Penso che questa pubblicità del supermercato potrebbe essere migliorata

Onestamente sono d’accordo con le parole di Massimo Baggi, direttore marketing del Gruppo Selex. Perché questo spot è sempre ambientato in “un luogo dove ci si sente a casa” ed è “un punto di riferimento per le famiglie italiane“. Ma lo interpreto più al di fuori del contesto del supermercato. È come dichiarare che una casa e una famiglia italiana è anche così. “Classica”, per così dire, allargata o sì, anche colorata.

Troviamo nuovi approcci all’argomento

Perciò, il mio invito sarebbe quello di trovare nuove strategie di comunicazione. Nuovi modi, nuovi termini, nuovi esempi. Perché una retorica ancora così legata ad un’etichetta è sempre una retorica divisiva. Per questo l’ideale sarebbe chiedere alla comunità stessa come si vorrebbe essere rappresentati.
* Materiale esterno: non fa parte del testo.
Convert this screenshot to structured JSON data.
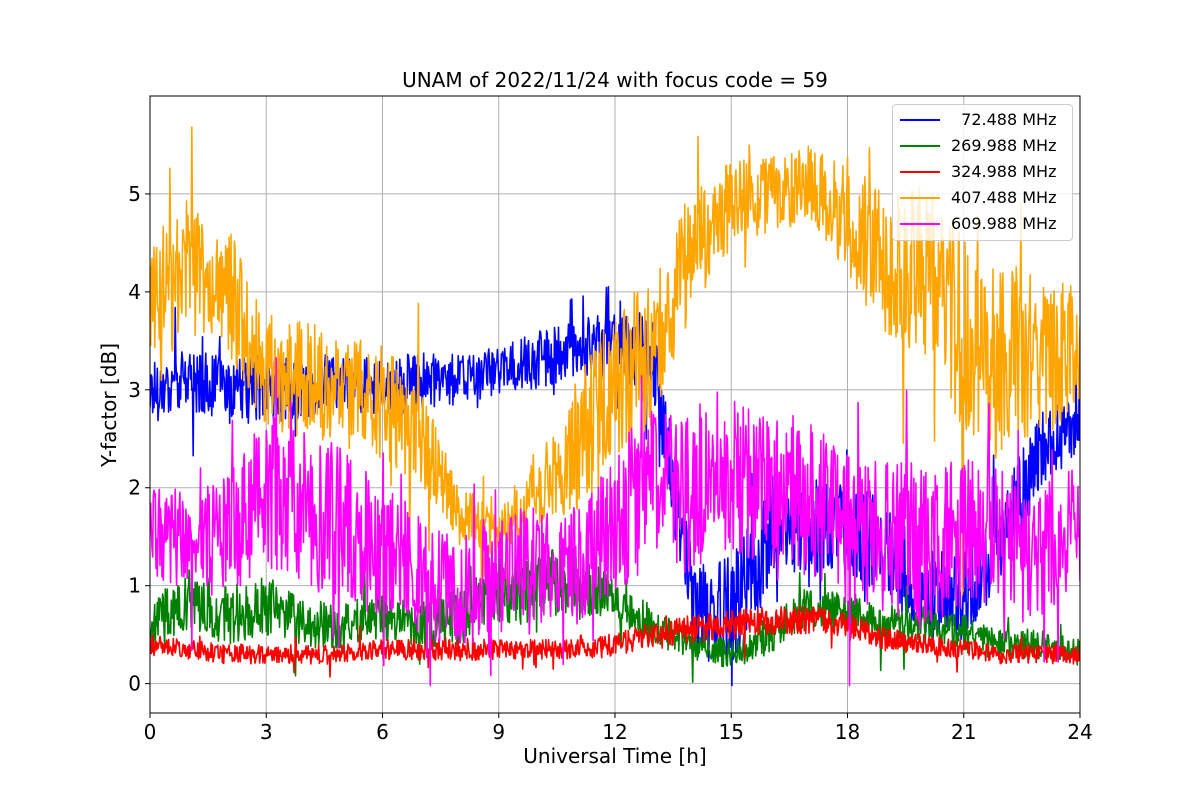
{
  "chart_data": {
    "type": "line",
    "title": "UNAM of 2022/11/24 with focus code = 59",
    "xlabel": "Universal Time [h]",
    "ylabel": "Y-factor [dB]",
    "xlim": [
      0,
      24
    ],
    "ylim": [
      -0.3,
      6.0
    ],
    "xticks": [
      0,
      3,
      6,
      9,
      12,
      15,
      18,
      21,
      24
    ],
    "yticks": [
      0,
      1,
      2,
      3,
      4,
      5
    ],
    "grid": true,
    "legend_position": "top-right",
    "series": [
      {
        "name": "  72.488 MHz",
        "color": "#0000ff",
        "x": [
          0,
          1,
          2,
          3,
          4,
          5,
          6,
          7,
          8,
          9,
          10,
          11,
          12,
          13,
          14,
          15,
          16,
          17,
          18,
          19,
          20,
          21,
          22,
          23,
          24
        ],
        "y": [
          3.0,
          3.1,
          3.0,
          3.0,
          3.0,
          3.1,
          3.0,
          3.1,
          3.1,
          3.2,
          3.3,
          3.4,
          3.5,
          3.3,
          0.8,
          0.7,
          1.5,
          1.6,
          1.6,
          1.4,
          0.9,
          0.9,
          1.5,
          2.4,
          2.6
        ],
        "amp": [
          0.35,
          0.3,
          0.35,
          0.35,
          0.3,
          0.3,
          0.3,
          0.3,
          0.25,
          0.25,
          0.3,
          0.3,
          0.45,
          0.4,
          0.5,
          0.6,
          0.5,
          0.5,
          0.5,
          0.5,
          0.45,
          0.45,
          0.5,
          0.4,
          0.3
        ]
      },
      {
        "name": "269.988 MHz",
        "color": "#008000",
        "x": [
          0,
          1,
          2,
          3,
          4,
          5,
          6,
          7,
          8,
          9,
          10,
          11,
          12,
          13,
          14,
          15,
          16,
          17,
          18,
          19,
          20,
          21,
          22,
          23,
          24
        ],
        "y": [
          0.6,
          0.8,
          0.7,
          0.8,
          0.6,
          0.6,
          0.7,
          0.6,
          0.7,
          0.9,
          1.0,
          1.1,
          0.8,
          0.6,
          0.4,
          0.3,
          0.5,
          0.8,
          0.7,
          0.6,
          0.6,
          0.5,
          0.4,
          0.4,
          0.3
        ],
        "amp": [
          0.3,
          0.3,
          0.3,
          0.3,
          0.25,
          0.25,
          0.25,
          0.25,
          0.3,
          0.35,
          0.35,
          0.35,
          0.25,
          0.2,
          0.15,
          0.15,
          0.2,
          0.2,
          0.2,
          0.2,
          0.2,
          0.2,
          0.15,
          0.15,
          0.15
        ]
      },
      {
        "name": "324.988 MHz",
        "color": "#ff0000",
        "x": [
          0,
          1,
          2,
          3,
          4,
          5,
          6,
          7,
          8,
          9,
          10,
          11,
          12,
          13,
          14,
          15,
          16,
          17,
          18,
          19,
          20,
          21,
          22,
          23,
          24
        ],
        "y": [
          0.4,
          0.35,
          0.3,
          0.3,
          0.3,
          0.3,
          0.35,
          0.35,
          0.35,
          0.35,
          0.35,
          0.35,
          0.4,
          0.5,
          0.55,
          0.6,
          0.65,
          0.65,
          0.6,
          0.45,
          0.4,
          0.35,
          0.3,
          0.3,
          0.3
        ],
        "amp": [
          0.1,
          0.1,
          0.1,
          0.1,
          0.1,
          0.1,
          0.1,
          0.12,
          0.12,
          0.1,
          0.1,
          0.1,
          0.12,
          0.12,
          0.15,
          0.15,
          0.15,
          0.15,
          0.12,
          0.12,
          0.1,
          0.1,
          0.1,
          0.1,
          0.1
        ]
      },
      {
        "name": "407.488 MHz",
        "color": "#ffa500",
        "x": [
          0,
          1,
          2,
          3,
          4,
          5,
          6,
          7,
          8,
          9,
          10,
          11,
          12,
          13,
          14,
          15,
          16,
          17,
          18,
          19,
          20,
          21,
          22,
          23,
          24
        ],
        "y": [
          3.8,
          4.3,
          4.0,
          3.2,
          3.1,
          3.0,
          2.9,
          2.5,
          1.7,
          1.6,
          1.9,
          2.4,
          3.0,
          3.4,
          4.4,
          4.9,
          5.0,
          5.1,
          4.8,
          4.3,
          4.2,
          3.6,
          3.3,
          3.4,
          3.4
        ],
        "amp": [
          0.7,
          0.7,
          0.7,
          0.6,
          0.6,
          0.6,
          0.6,
          0.5,
          0.3,
          0.3,
          0.3,
          0.7,
          0.8,
          0.8,
          0.6,
          0.45,
          0.4,
          0.4,
          0.6,
          0.8,
          0.9,
          1.0,
          1.0,
          0.9,
          0.6
        ]
      },
      {
        "name": "609.988 MHz",
        "color": "#ff00ff",
        "x": [
          0,
          1,
          2,
          3,
          4,
          5,
          6,
          7,
          8,
          9,
          10,
          11,
          12,
          13,
          14,
          15,
          16,
          17,
          18,
          19,
          20,
          21,
          22,
          23,
          24
        ],
        "y": [
          1.5,
          1.5,
          1.5,
          2.0,
          1.8,
          1.6,
          1.4,
          1.1,
          0.9,
          1.2,
          1.2,
          1.2,
          1.7,
          2.0,
          1.9,
          2.1,
          2.0,
          1.9,
          1.6,
          1.5,
          1.4,
          1.5,
          1.4,
          1.3,
          1.6
        ],
        "amp": [
          0.5,
          0.5,
          0.6,
          0.8,
          0.8,
          0.8,
          0.7,
          0.6,
          0.6,
          0.6,
          0.6,
          0.6,
          0.8,
          0.8,
          0.8,
          0.8,
          0.8,
          0.8,
          0.8,
          0.8,
          0.8,
          0.8,
          0.8,
          0.7,
          0.7
        ]
      }
    ]
  }
}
Quali sono i termini giusti, i concetti corretti, la retorica più ideale. Se si partisse anche solo da uno spot pubblicitario di un supermercato si potrebbe arrivare anche lontano. Perché c’è bisogno di staccarsi da questi modelli inclusivi, per carità, ma ancora poco progressisti in tutti i campi.
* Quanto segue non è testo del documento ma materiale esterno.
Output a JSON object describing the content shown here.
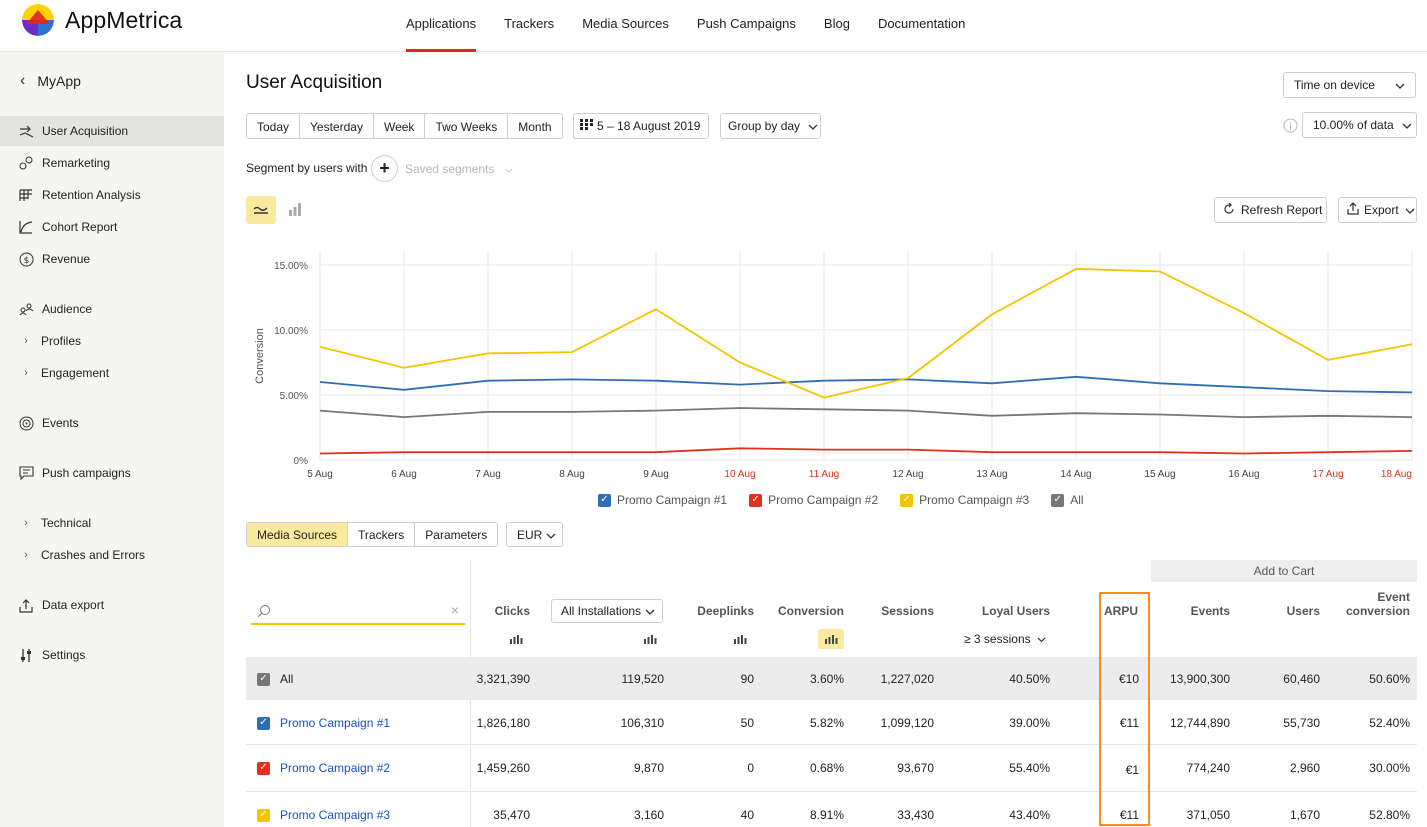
{
  "app": {
    "logo_text": "AppMetrica",
    "brand_colors": [
      "#ffd200",
      "#e4251a",
      "#6b2ec9",
      "#2a74d6"
    ]
  },
  "topnav": {
    "items": [
      "Applications",
      "Trackers",
      "Media Sources",
      "Push Campaigns",
      "Blog",
      "Documentation"
    ],
    "active": "Applications"
  },
  "sidebar": {
    "back_label": "MyApp",
    "items": [
      {
        "label": "User Acquisition",
        "icon": "user-acquisition-icon",
        "active": true
      },
      {
        "label": "Remarketing",
        "icon": "remarketing-icon"
      },
      {
        "label": "Retention Analysis",
        "icon": "retention-grid-icon"
      },
      {
        "label": "Cohort Report",
        "icon": "cohort-curve-icon"
      },
      {
        "label": "Revenue",
        "icon": "dollar-circle-icon"
      },
      {
        "label": "Audience",
        "icon": "audience-icon"
      },
      {
        "label": "Profiles",
        "icon": "chevron-right-icon"
      },
      {
        "label": "Engagement",
        "icon": "chevron-right-icon"
      },
      {
        "label": "Events",
        "icon": "target-icon"
      },
      {
        "label": "Push campaigns",
        "icon": "message-icon"
      },
      {
        "label": "Technical",
        "icon": "chevron-right-icon"
      },
      {
        "label": "Crashes and Errors",
        "icon": "chevron-right-icon"
      },
      {
        "label": "Data export",
        "icon": "upload-icon"
      },
      {
        "label": "Settings",
        "icon": "sliders-icon"
      }
    ]
  },
  "header": {
    "title": "User Acquisition",
    "time_select": "Time on device",
    "sample_select": "10.00% of data"
  },
  "period": {
    "buttons": [
      "Today",
      "Yesterday",
      "Week",
      "Two Weeks",
      "Month"
    ],
    "date_range": "5 – 18 August 2019",
    "group_by": "Group by day"
  },
  "segment": {
    "label": "Segment by users with",
    "saved_placeholder": "Saved segments"
  },
  "actions": {
    "refresh": "Refresh Report",
    "export": "Export"
  },
  "chart_data": {
    "type": "line",
    "ylabel": "Conversion",
    "x": [
      "5 Aug",
      "6 Aug",
      "7 Aug",
      "8 Aug",
      "9 Aug",
      "10 Aug",
      "11 Aug",
      "12 Aug",
      "13 Aug",
      "14 Aug",
      "15 Aug",
      "16 Aug",
      "17 Aug",
      "18 Aug"
    ],
    "weekend_labels": [
      "10 Aug",
      "11 Aug",
      "17 Aug",
      "18 Aug"
    ],
    "yticks": [
      "0%",
      "5.00%",
      "10.00%",
      "15.00%"
    ],
    "ylim": [
      0,
      16
    ],
    "grid": true,
    "series": [
      {
        "name": "Promo Campaign #1",
        "color": "#2f6eb5",
        "values": [
          6.0,
          5.4,
          6.1,
          6.2,
          6.1,
          5.8,
          6.1,
          6.2,
          5.9,
          6.4,
          5.9,
          5.6,
          5.3,
          5.2
        ]
      },
      {
        "name": "Promo Campaign #2",
        "color": "#e0301e",
        "values": [
          0.5,
          0.6,
          0.6,
          0.6,
          0.6,
          0.9,
          0.8,
          0.8,
          0.6,
          0.6,
          0.6,
          0.5,
          0.6,
          0.7
        ]
      },
      {
        "name": "Promo Campaign #3",
        "color": "#f5c400",
        "values": [
          8.7,
          7.1,
          8.2,
          8.3,
          11.6,
          7.5,
          4.8,
          6.3,
          11.2,
          14.7,
          14.5,
          11.3,
          7.7,
          8.9
        ]
      },
      {
        "name": "All",
        "color": "#777777",
        "values": [
          3.8,
          3.3,
          3.7,
          3.7,
          3.8,
          4.0,
          3.9,
          3.8,
          3.4,
          3.6,
          3.5,
          3.3,
          3.4,
          3.3
        ]
      }
    ]
  },
  "table": {
    "tabs": [
      "Media Sources",
      "Trackers",
      "Parameters"
    ],
    "currency": "EUR",
    "installations_select": "All Installations",
    "loyal_select": "≥ 3 sessions",
    "group_header": "Add to Cart",
    "headers": {
      "clicks": "Clicks",
      "deeplinks": "Deeplinks",
      "conversion": "Conversion",
      "sessions": "Sessions",
      "loyal": "Loyal Users",
      "arpu": "ARPU",
      "events": "Events",
      "users": "Users",
      "event_conv_1": "Event",
      "event_conv_2": "conversion"
    },
    "rows": [
      {
        "name": "All",
        "color": "#777777",
        "clicks": "3,321,390",
        "installs": "119,520",
        "deeplinks": "90",
        "conversion": "3.60%",
        "sessions": "1,227,020",
        "loyal": "40.50%",
        "arpu": "€10",
        "events": "13,900,300",
        "users": "60,460",
        "event_conv": "50.60%"
      },
      {
        "name": "Promo Campaign #1",
        "color": "#2f6eb5",
        "clicks": "1,826,180",
        "installs": "106,310",
        "deeplinks": "50",
        "conversion": "5.82%",
        "sessions": "1,099,120",
        "loyal": "39.00%",
        "arpu": "€11",
        "events": "12,744,890",
        "users": "55,730",
        "event_conv": "52.40%"
      },
      {
        "name": "Promo Campaign #2",
        "color": "#e0301e",
        "clicks": "1,459,260",
        "installs": "9,870",
        "deeplinks": "0",
        "conversion": "0.68%",
        "sessions": "93,670",
        "loyal": "55.40%",
        "arpu": "€1",
        "events": "774,240",
        "users": "2,960",
        "event_conv": "30.00%"
      },
      {
        "name": "Promo Campaign #3",
        "color": "#f5c400",
        "clicks": "35,470",
        "installs": "3,160",
        "deeplinks": "40",
        "conversion": "8.91%",
        "sessions": "33,430",
        "loyal": "43.40%",
        "arpu": "€11",
        "events": "371,050",
        "users": "1,670",
        "event_conv": "52.80%"
      }
    ]
  }
}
Al supermercato Famila servirebbe una chiacchiera con loro

Qualche settimana fa ho adocchiato il progetto di Comunicattive. Da 20 anni lavorano proprio su questa tematica: comunicazione orientata all’ottica di genere. Oltre al classico studio di marketing, forniscono lezioni di formazione sul linguaggio. “Quello in cui siamo brave è la visione d’insieme strategica per comunicare a più persone possibili nel rispetto delle loro specificità”, così parlano del loro lavoro. Mi sa che il supermercato Famila doveva chiamare loro per una consulenza.

Non sottovalutiamo il potere della comunicazione!

Credo che in questo momento sia importantissimo parlare di comunicazione. Moltissime aziende fanno testo a realtà di marketing, ma fino a che punto? Quanto stanno seguendo la massa, e quanto invece puntano al progresso? Perché saper comunicare con tutti, comunità inclusa, è il primo passo. Il dialogo, e quello corretto, ci salverà dal pregiudizio, dalla disinformazione e dalla chiusuza mentale.

Una sufficienza per Famila, ma la prossima volta è meglio che prendano più appunti a lezione. Meglio mettere la giusta inclusione sugli scaffali del proprio supermercato.